Okay, I ventured back into this book two days later, at the mid-point, after taking a break to catch my literary breath. Just too much coming at me. Winslow doesn’t stop.
The famous writer, Tom Wolfe said, “The goal is to penetrate into the central nervous system of the characters.”
Winslow receives a straight A report card on character development. I still love Detective Sergeant Denny Malone, despite his breaking the law, keeping money and dope, and having a Black mistress on the side. I don’t object to the “Black” part, but the “mistress” part.

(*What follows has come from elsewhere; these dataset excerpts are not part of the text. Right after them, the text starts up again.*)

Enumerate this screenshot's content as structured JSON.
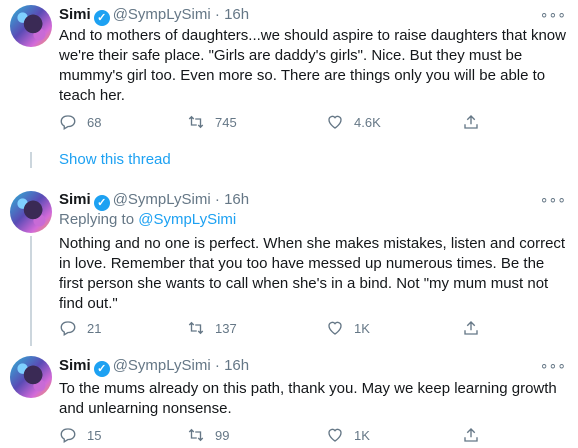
{
  "colors": {
    "accent": "#1da1f2",
    "secondary_text": "#657786",
    "text": "#14171a",
    "line": "#ccd6dd"
  },
  "tweets": [
    {
      "name": "Simi",
      "handle": "@SympLySimi",
      "dot": "·",
      "time": "16h",
      "replying_prefix": "",
      "replying_handle": "",
      "text": "And to mothers of daughters...we should aspire to raise daughters that know we're their safe place. \"Girls are daddy's girls\". Nice. But they must be mummy's girl too. Even more so. There are things only you will be able to teach her.",
      "replies": "68",
      "retweets": "745",
      "likes": "4.6K"
    },
    {
      "name": "Simi",
      "handle": "@SympLySimi",
      "dot": "·",
      "time": "16h",
      "replying_prefix": "Replying to ",
      "replying_handle": "@SympLySimi",
      "text": "Nothing and no one is perfect. When she makes mistakes, listen and correct in love. Remember that you too have messed up numerous times. Be the first person she wants to call when she's in a bind. Not \"my mum must not find out.\"",
      "replies": "21",
      "retweets": "137",
      "likes": "1K"
    },
    {
      "name": "Simi",
      "handle": "@SympLySimi",
      "dot": "·",
      "time": "16h",
      "replying_prefix": "",
      "replying_handle": "",
      "text": "To the mums already on this path, thank you. May we keep learning growth and unlearning nonsense.",
      "replies": "15",
      "retweets": "99",
      "likes": "1K"
    }
  ],
  "show_thread": "Show this thread",
  "icons": {
    "verified": "verified-badge-icon",
    "more": "more-options-icon",
    "reply": "reply-icon",
    "retweet": "retweet-icon",
    "like": "heart-icon",
    "share": "share-icon"
  }
}
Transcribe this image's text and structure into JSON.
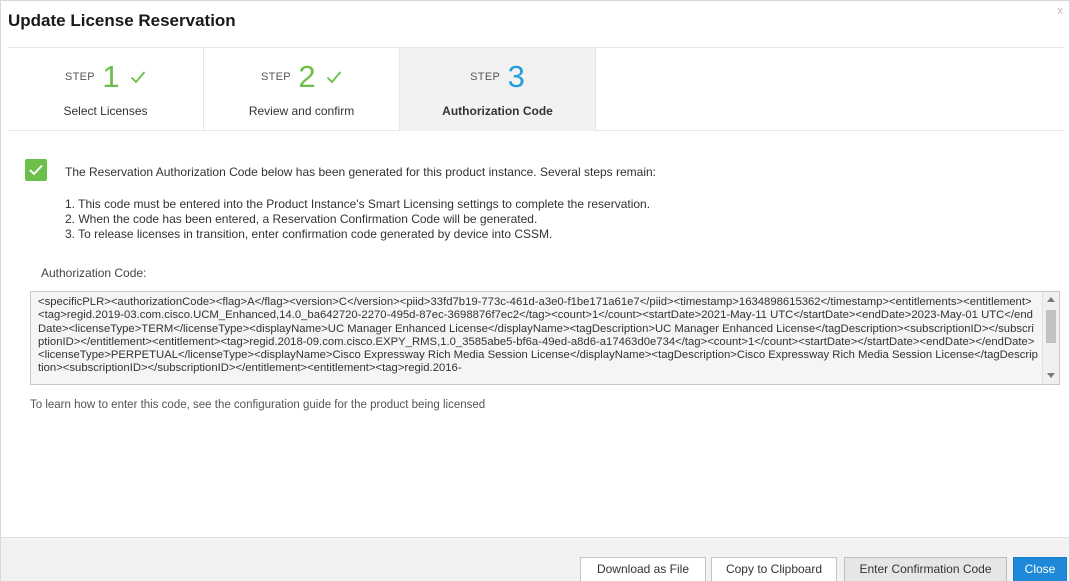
{
  "dialog": {
    "title": "Update License Reservation",
    "close_label": "x"
  },
  "wizard": {
    "step_word": "STEP",
    "steps": [
      {
        "number": "1",
        "label": "Select Licenses",
        "completed": true
      },
      {
        "number": "2",
        "label": "Review and confirm",
        "completed": true
      },
      {
        "number": "3",
        "label": "Authorization Code",
        "completed": false,
        "active": true
      }
    ]
  },
  "content": {
    "message": "The Reservation Authorization Code below has been generated for this product instance. Several steps remain:",
    "steps": [
      "1. This code must be entered into the Product Instance's Smart Licensing settings to complete the reservation.",
      "2. When the code has been entered, a Reservation Confirmation Code will be generated.",
      "3. To release licenses in transition, enter confirmation code generated by device into CSSM."
    ],
    "auth_code_label": "Authorization Code:",
    "auth_code": "<specificPLR><authorizationCode><flag>A</flag><version>C</version><piid>33fd7b19-773c-461d-a3e0-f1be171a61e7</piid><timestamp>1634898615362</timestamp><entitlements><entitlement><tag>regid.2019-03.com.cisco.UCM_Enhanced,14.0_ba642720-2270-495d-87ec-3698876f7ec2</tag><count>1</count><startDate>2021-May-11 UTC</startDate><endDate>2023-May-01 UTC</endDate><licenseType>TERM</licenseType><displayName>UC Manager Enhanced License</displayName><tagDescription>UC Manager Enhanced License</tagDescription><subscriptionID></subscriptionID></entitlement><entitlement><tag>regid.2018-09.com.cisco.EXPY_RMS,1.0_3585abe5-bf6a-49ed-a8d6-a17463d0e734</tag><count>1</count><startDate></startDate><endDate></endDate><licenseType>PERPETUAL</licenseType><displayName>Cisco Expressway Rich Media Session License</displayName><tagDescription>Cisco Expressway Rich Media Session License</tagDescription><subscriptionID></subscriptionID></entitlement><entitlement><tag>regid.2016-",
    "help_text": "To learn how to enter this code, see the configuration guide for the product being licensed"
  },
  "footer": {
    "download_label": "Download as File",
    "copy_label": "Copy to Clipboard",
    "enter_confirmation_label": "Enter Confirmation Code",
    "close_label": "Close"
  },
  "colors": {
    "accent_blue": "#22a0dc",
    "success_green": "#6cc04a",
    "primary_button": "#1e88d9"
  }
}
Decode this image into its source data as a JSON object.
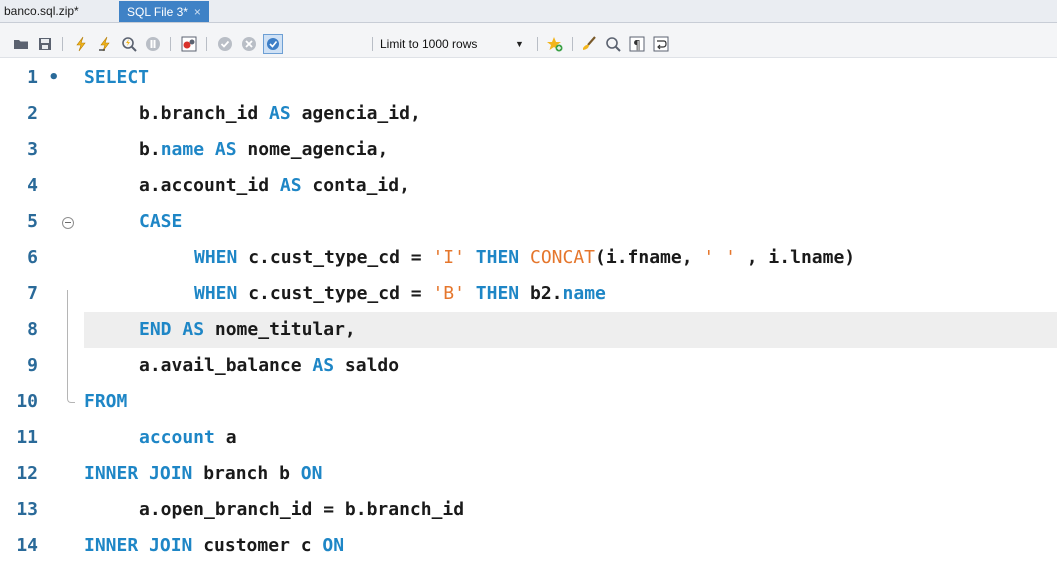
{
  "tabs": [
    {
      "label": "banco.sql.zip*",
      "active": false
    },
    {
      "label": "SQL File 3*",
      "active": true,
      "close": "×"
    }
  ],
  "toolbar": {
    "limit_select": "Limit to 1000 rows",
    "icons": [
      "open-folder-icon",
      "save-icon",
      "execute-icon",
      "execute-current-icon",
      "explain-icon",
      "stop-icon",
      "toggle-error-icon",
      "commit-icon",
      "rollback-icon",
      "autocommit-icon",
      "limit-dropdown",
      "add-snippet-icon",
      "beautify-icon",
      "find-icon",
      "invisible-chars-icon",
      "wrap-icon"
    ]
  },
  "colors": {
    "keyword": "#1e86c6",
    "string": "#e5762c",
    "line_number": "#2a6a99",
    "tab_active": "#3f82c6"
  },
  "editor": {
    "current_line": 8,
    "lines": [
      {
        "n": "1",
        "bullet": "•",
        "indent": 0,
        "tokens": [
          {
            "t": "SELECT",
            "c": "kw"
          }
        ]
      },
      {
        "n": "2",
        "indent": 1,
        "tokens": [
          {
            "t": "b.branch_id ",
            "c": "id"
          },
          {
            "t": "AS",
            "c": "kw"
          },
          {
            "t": " agencia_id,",
            "c": "id"
          }
        ]
      },
      {
        "n": "3",
        "indent": 1,
        "tokens": [
          {
            "t": "b.",
            "c": "id"
          },
          {
            "t": "name",
            "c": "kw"
          },
          {
            "t": " ",
            "c": "id"
          },
          {
            "t": "AS",
            "c": "kw"
          },
          {
            "t": " nome_agencia,",
            "c": "id"
          }
        ]
      },
      {
        "n": "4",
        "indent": 1,
        "tokens": [
          {
            "t": "a.account_id ",
            "c": "id"
          },
          {
            "t": "AS",
            "c": "kw"
          },
          {
            "t": " conta_id,",
            "c": "id"
          }
        ]
      },
      {
        "n": "5",
        "indent": 1,
        "fold": true,
        "tokens": [
          {
            "t": "CASE",
            "c": "kw"
          }
        ]
      },
      {
        "n": "6",
        "indent": 2,
        "tokens": [
          {
            "t": "WHEN",
            "c": "kw"
          },
          {
            "t": " c.cust_type_cd = ",
            "c": "id"
          },
          {
            "t": "'I'",
            "c": "str"
          },
          {
            "t": " ",
            "c": "id"
          },
          {
            "t": "THEN",
            "c": "kw"
          },
          {
            "t": " ",
            "c": "id"
          },
          {
            "t": "CONCAT",
            "c": "fn"
          },
          {
            "t": "(i.fname, ",
            "c": "id"
          },
          {
            "t": "' '",
            "c": "str"
          },
          {
            "t": " , i.lname)",
            "c": "id"
          }
        ]
      },
      {
        "n": "7",
        "indent": 2,
        "tokens": [
          {
            "t": "WHEN",
            "c": "kw"
          },
          {
            "t": " c.cust_type_cd = ",
            "c": "id"
          },
          {
            "t": "'B'",
            "c": "str"
          },
          {
            "t": " ",
            "c": "id"
          },
          {
            "t": "THEN",
            "c": "kw"
          },
          {
            "t": " b2.",
            "c": "id"
          },
          {
            "t": "name",
            "c": "kw"
          }
        ]
      },
      {
        "n": "8",
        "indent": 1,
        "tokens": [
          {
            "t": "END",
            "c": "kw"
          },
          {
            "t": " ",
            "c": "id"
          },
          {
            "t": "AS",
            "c": "kw"
          },
          {
            "t": " nome_titular,",
            "c": "id"
          }
        ]
      },
      {
        "n": "9",
        "indent": 1,
        "tokens": [
          {
            "t": "a.avail_balance ",
            "c": "id"
          },
          {
            "t": "AS",
            "c": "kw"
          },
          {
            "t": " saldo",
            "c": "id"
          }
        ]
      },
      {
        "n": "10",
        "indent": 0,
        "tokens": [
          {
            "t": "FROM",
            "c": "kw"
          }
        ]
      },
      {
        "n": "11",
        "indent": 1,
        "tokens": [
          {
            "t": "account",
            "c": "kw"
          },
          {
            "t": " a",
            "c": "id"
          }
        ]
      },
      {
        "n": "12",
        "indent": 0,
        "tokens": [
          {
            "t": "INNER JOIN",
            "c": "kw"
          },
          {
            "t": " branch b ",
            "c": "id"
          },
          {
            "t": "ON",
            "c": "kw"
          }
        ]
      },
      {
        "n": "13",
        "indent": 1,
        "tokens": [
          {
            "t": "a.open_branch_id = b.branch_id",
            "c": "id"
          }
        ]
      },
      {
        "n": "14",
        "indent": 0,
        "tokens": [
          {
            "t": "INNER JOIN",
            "c": "kw"
          },
          {
            "t": " customer c ",
            "c": "id"
          },
          {
            "t": "ON",
            "c": "kw"
          }
        ]
      }
    ]
  }
}
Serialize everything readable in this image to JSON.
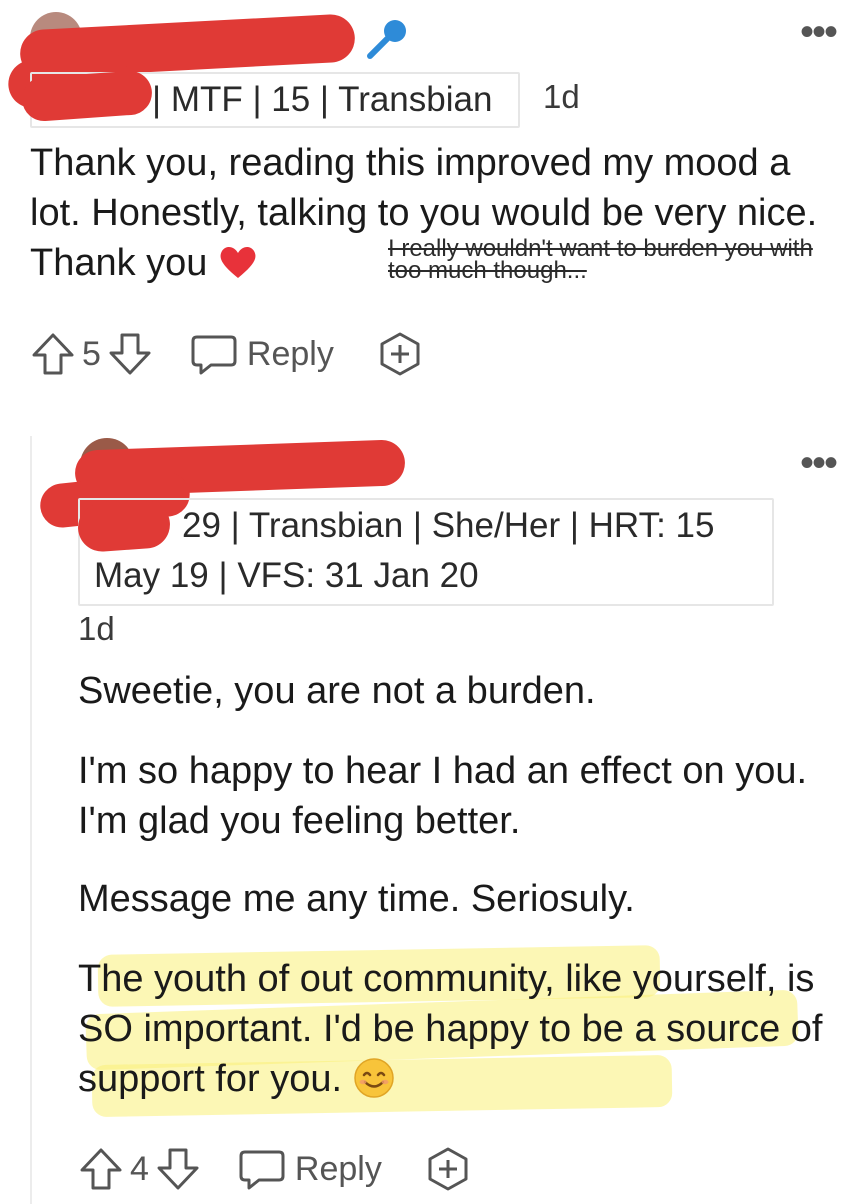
{
  "comment1": {
    "flair": "| MTF | 15 | Transbian",
    "time": "1d",
    "text": "Thank you, reading this improved my mood a lot. Honestly, talking to you would be very nice. Thank you",
    "strikethrough": "I really wouldn't want to burden you with too much though...",
    "votes": "5",
    "reply_label": "Reply"
  },
  "comment2": {
    "flair_line1": "29 | Transbian | She/Her | HRT: 15",
    "flair_line2": "May 19 | VFS: 31 Jan 20",
    "time": "1d",
    "p1": "Sweetie, you are not a burden.",
    "p2": "I'm so happy to hear I had an effect on you. I'm glad you feeling better.",
    "p3": "Message me any time. Seriosuly.",
    "p4": "The youth of out community, like yourself, is SO important. I'd be happy to be a source of support for you.",
    "votes": "4",
    "reply_label": "Reply"
  },
  "icons": {
    "more": "more-options-icon",
    "mic": "microphone-icon",
    "upvote": "upvote-arrow-icon",
    "downvote": "downvote-arrow-icon",
    "reply": "speech-bubble-icon",
    "award": "award-plus-icon",
    "heart": "red-heart-emoji",
    "smile": "smiling-face-emoji"
  },
  "colors": {
    "redaction": "#e03a36",
    "highlight": "#f7ef7a",
    "mic": "#2e8bd8"
  }
}
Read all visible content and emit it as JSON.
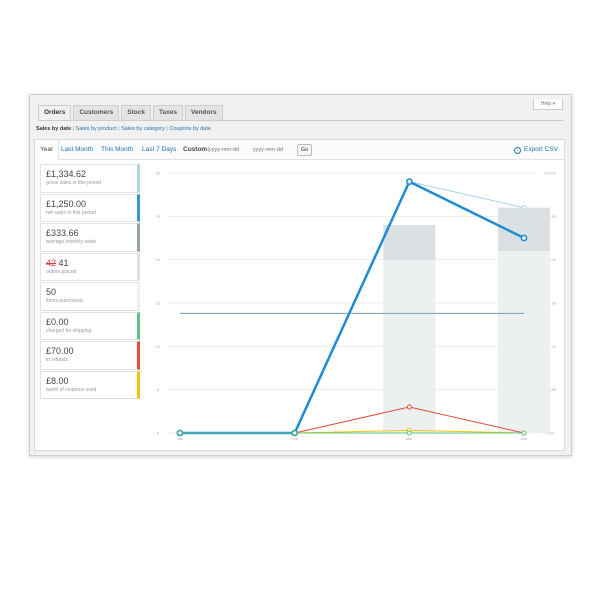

Denny knows it’ a jungle because he thinks —And we didn’t become kings because our daddies were—we took our crowns the hard way, like the old warriors who fought their way to the throne with nicked swords and dented armor and wounds and scars. We started on these streets with guns and nightsticks and fists and nerve and guts and brains and balls . . . If the world played fair, he’d play fair.
Editors advise thriller writers to throw their protagonists into deep doo-doo, and then make it worse. Let them work their way out, and then toss them into really deep doo-doo. Well, Winslow excels. Denny Malone has more trouble than even an Irish hero-cop can handle.
“Which certain people?” Malone asks. “Who’s coming after me?”
“Everyone,” Chandler says.
Right, Malone thinks—Castillo, the Ciminos, Torres’s team, Sykes, IAB, the feds . . . City Hall.
Yeah, that’s about everyone.
Our beloved Malone—I can’t see any way out for him—then, there’s a little light. Let’s just say the body count climbs pretty high. If you want to keep a totally accurate count, buy a calculator, and then look into your own soul, if you find yourself judging Denny. I know he’s wrong, but . . .
Maybe you wouldn’t make the same choices, but then maybe you wouldn’t be the king of Northern Manhattan.
I think I’ll leave the moral verdicts to someone else on this.